Later, the Serenity Prayer expressed some of the same truths that Mrs. Stewart understood. Reinhold Niebuhr wrote, “God, grant me the serenity to accept the things I cannot change, courage to change the things I can, and wisdom to know the difference.”

Still later, my son-in-law often theorized, “It is what it is.”  

An even earlier wise person, King Solomon, wrote in Ecclesiastes: “I have always tried my best to let wisdom guide my thoughts and actions. I said to myself, ‘I am determined to be wise.’ But it didn’t work. Wisdom is always distant and difficult to find. I searched everywhere, determined to find wisdom and to understand the reason for things.” (New Living Translation, Ecclesiastes 7:23-25)

All the wise people I have quoted were striving to understand life, to get a grasp of what they needed to know. Yet each of them understood that we have our limitations. There are some things we will never understand. Some things are beyond our ability to fix. We can change some things to make our world better, but much of it is beyond our ability to control, and most of us hate being out of control and not fully understanding where we are headed.

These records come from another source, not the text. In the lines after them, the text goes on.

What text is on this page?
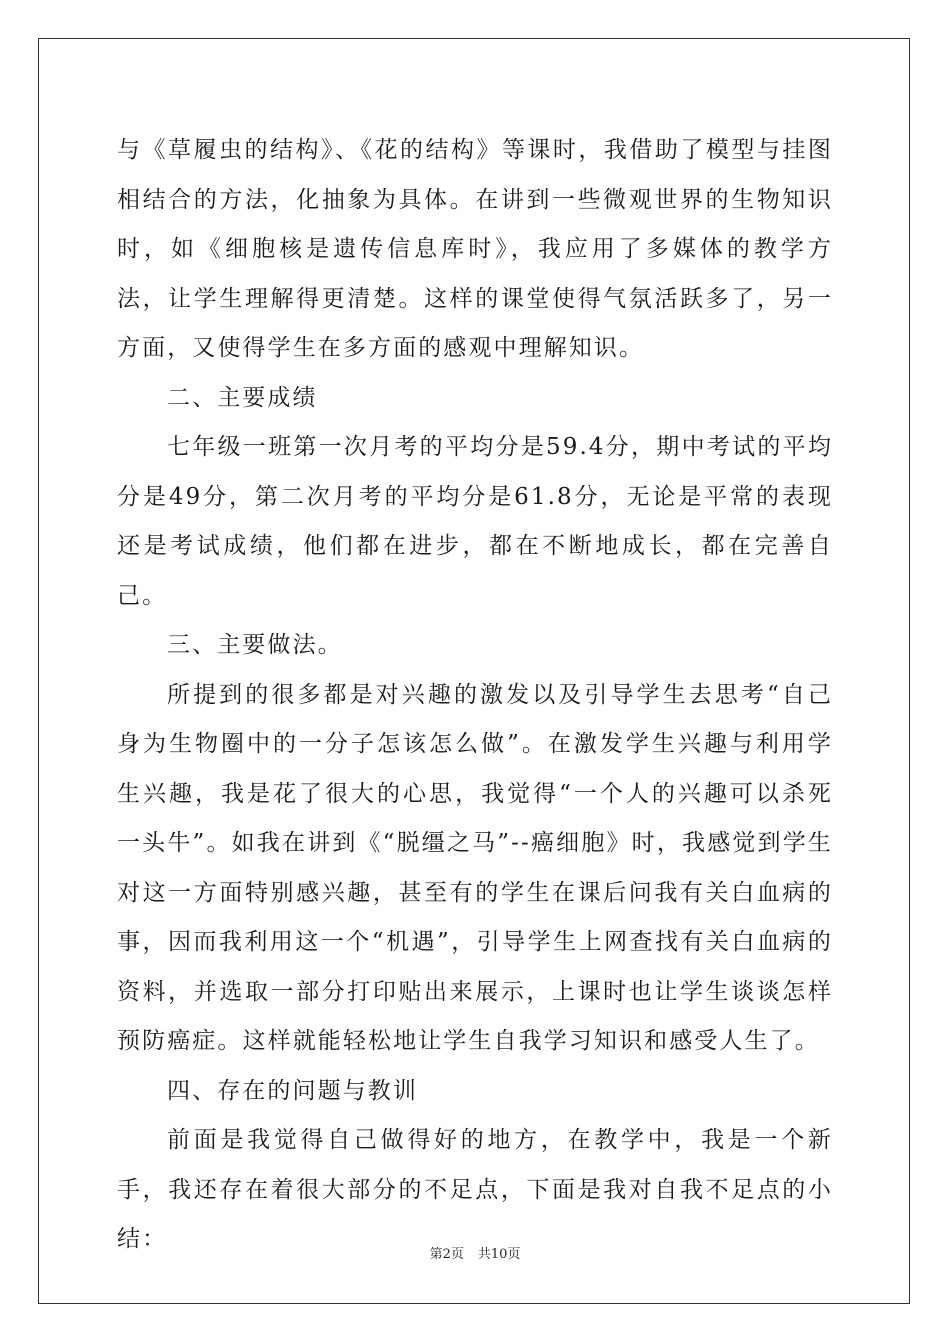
与《草履虫的结构》、《花的结构》等课时，我借助了模型与挂图相结合的方法，化抽象为具体。在讲到一些微观世界的生物知识时，如《细胞核是遗传信息库时》，我应用了多媒体的教学方法，让学生理解得更清楚。这样的课堂使得气氛活跃多了，另一方面，又使得学生在多方面的感观中理解知识。

二、主要成绩

七年级一班第一次月考的平均分是59.4分，期中考试的平均分是49分，第二次月考的平均分是61.8分，无论是平常的表现还是考试成绩，他们都在进步，都在不断地成长，都在完善自己。

三、主要做法。

所提到的很多都是对兴趣的激发以及引导学生去思考“自己身为生物圈中的一分子怎该怎么做”。在激发学生兴趣与利用学生兴趣，我是花了很大的心思，我觉得“一个人的兴趣可以杀死一头牛”。如我在讲到《“脱缰之马”--癌细胞》时，我感觉到学生对这一方面特别感兴趣，甚至有的学生在课后问我有关白血病的事，因而我利用这一个“机遇”，引导学生上网查找有关白血病的资料，并选取一部分打印贴出来展示，上课时也让学生谈谈怎样预防癌症。这样就能轻松地让学生自我学习知识和感受人生了。

四、存在的问题与教训

前面是我觉得自己做得好的地方，在教学中，我是一个新手，我还存在着很大部分的不足点，下面是我对自我不足点的小结：

第2页 共10页
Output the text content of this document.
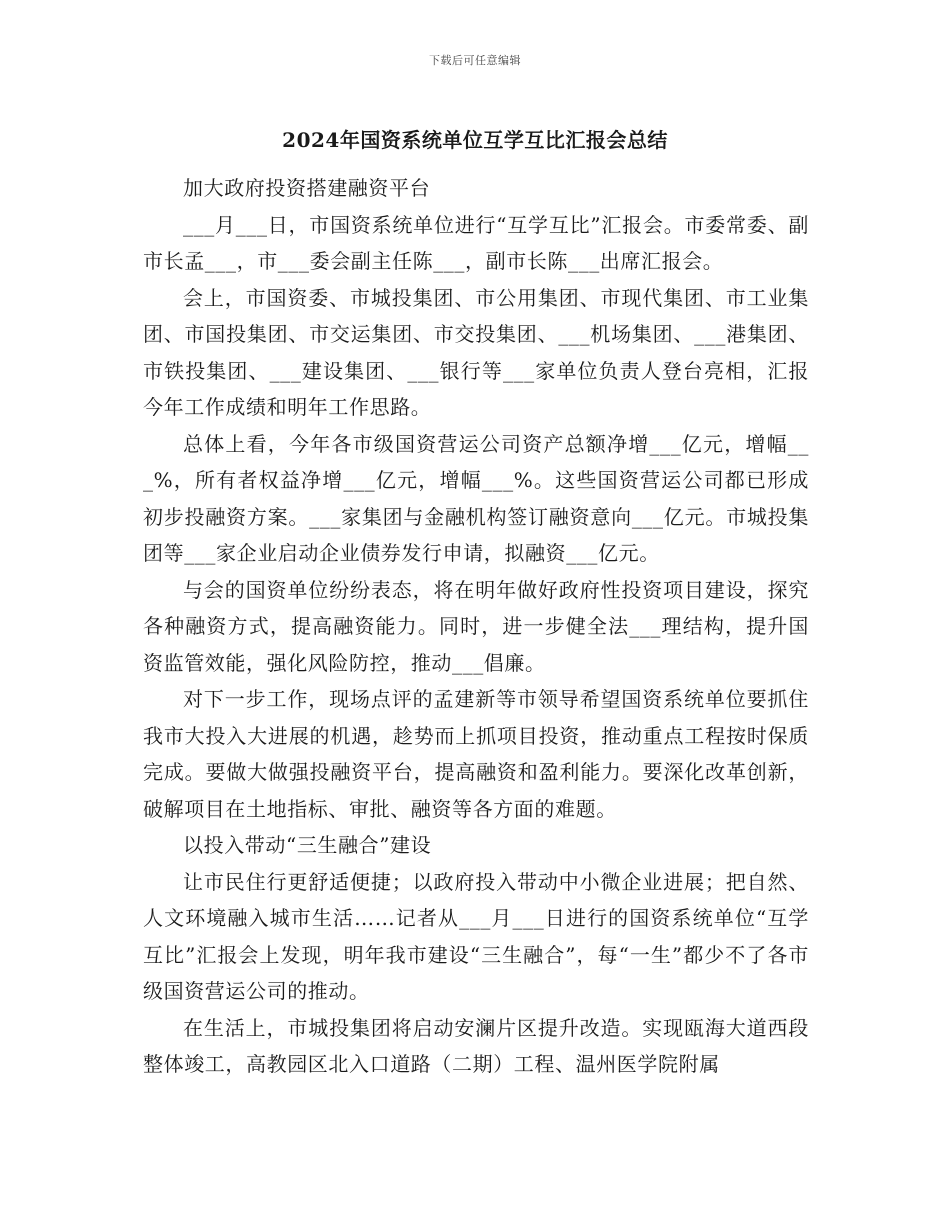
下载后可任意编辑
2024年国资系统单位互学互比汇报会总结

加大政府投资搭建融资平台

___月___日，市国资系统单位进行“互学互比”汇报会。市委常委、副市长孟___，市___委会副主任陈___，副市长陈___出席汇报会。

会上，市国资委、市城投集团、市公用集团、市现代集团、市工业集团、市国投集团、市交运集团、市交投集团、___机场集团、___港集团、市铁投集团、___建设集团、___银行等___家单位负责人登台亮相，汇报今年工作成绩和明年工作思路。

总体上看，今年各市级国资营运公司资产总额净增___亿元，增幅___%，所有者权益净增___亿元，增幅___%。这些国资营运公司都已形成初步投融资方案。___家集团与金融机构签订融资意向___亿元。市城投集团等___家企业启动企业债券发行申请，拟融资___亿元。

与会的国资单位纷纷表态，将在明年做好政府性投资项目建设，探究各种融资方式，提高融资能力。同时，进一步健全法___理结构，提升国资监管效能，强化风险防控，推动___倡廉。

对下一步工作，现场点评的孟建新等市领导希望国资系统单位要抓住我市大投入大进展的机遇，趁势而上抓项目投资，推动重点工程按时保质完成。要做大做强投融资平台，提高融资和盈利能力。要深化改革创新，破解项目在土地指标、审批、融资等各方面的难题。

以投入带动“三生融合”建设

让市民住行更舒适便捷；以政府投入带动中小微企业进展；把自然、人文环境融入城市生活……记者从___月___日进行的国资系统单位“互学互比”汇报会上发现，明年我市建设“三生融合”，每“一生”都少不了各市级国资营运公司的推动。

在生活上，市城投集团将启动安澜片区提升改造。实现瓯海大道西段整体竣工，高教园区北入口道路（二期）工程、温州医学院附属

There is probably more anger and frustration generated from our helplessness than almost anything else. We want to know! Most of us want to direct the course of our lives and navigate our way to a safe harbor where everything is peaceful, plentiful, and comfortable, where we know exactly what is coming and we have no surprises in store. When we learn that we aren’t the ones at the helm, we generally are angry and fearful, grasping for whatever particles of our lives that we can manage to control. We have little patience with issues that don’t have a concrete answer or solution. I quote the proverbial “we”, but really it is the literary “I” that is under discussion, for these are all things that bring me anxiety.

The quotes I mentioned at the beginning are probably best summed up with the Serenity Prayer. The balance I need (and probably you do, too) comes when I can look at my circumstances, discern the areas where I can improve or make things better, and then pray for the courage and discipline to make those changes. But beyond that, I hope and pray God gives me the discernment to “pick my battles”. I want to be wise enough to see what is beyond my ability to change, and to follow Mrs. Stewart’s advice: “Don’t fight it; just accept it.”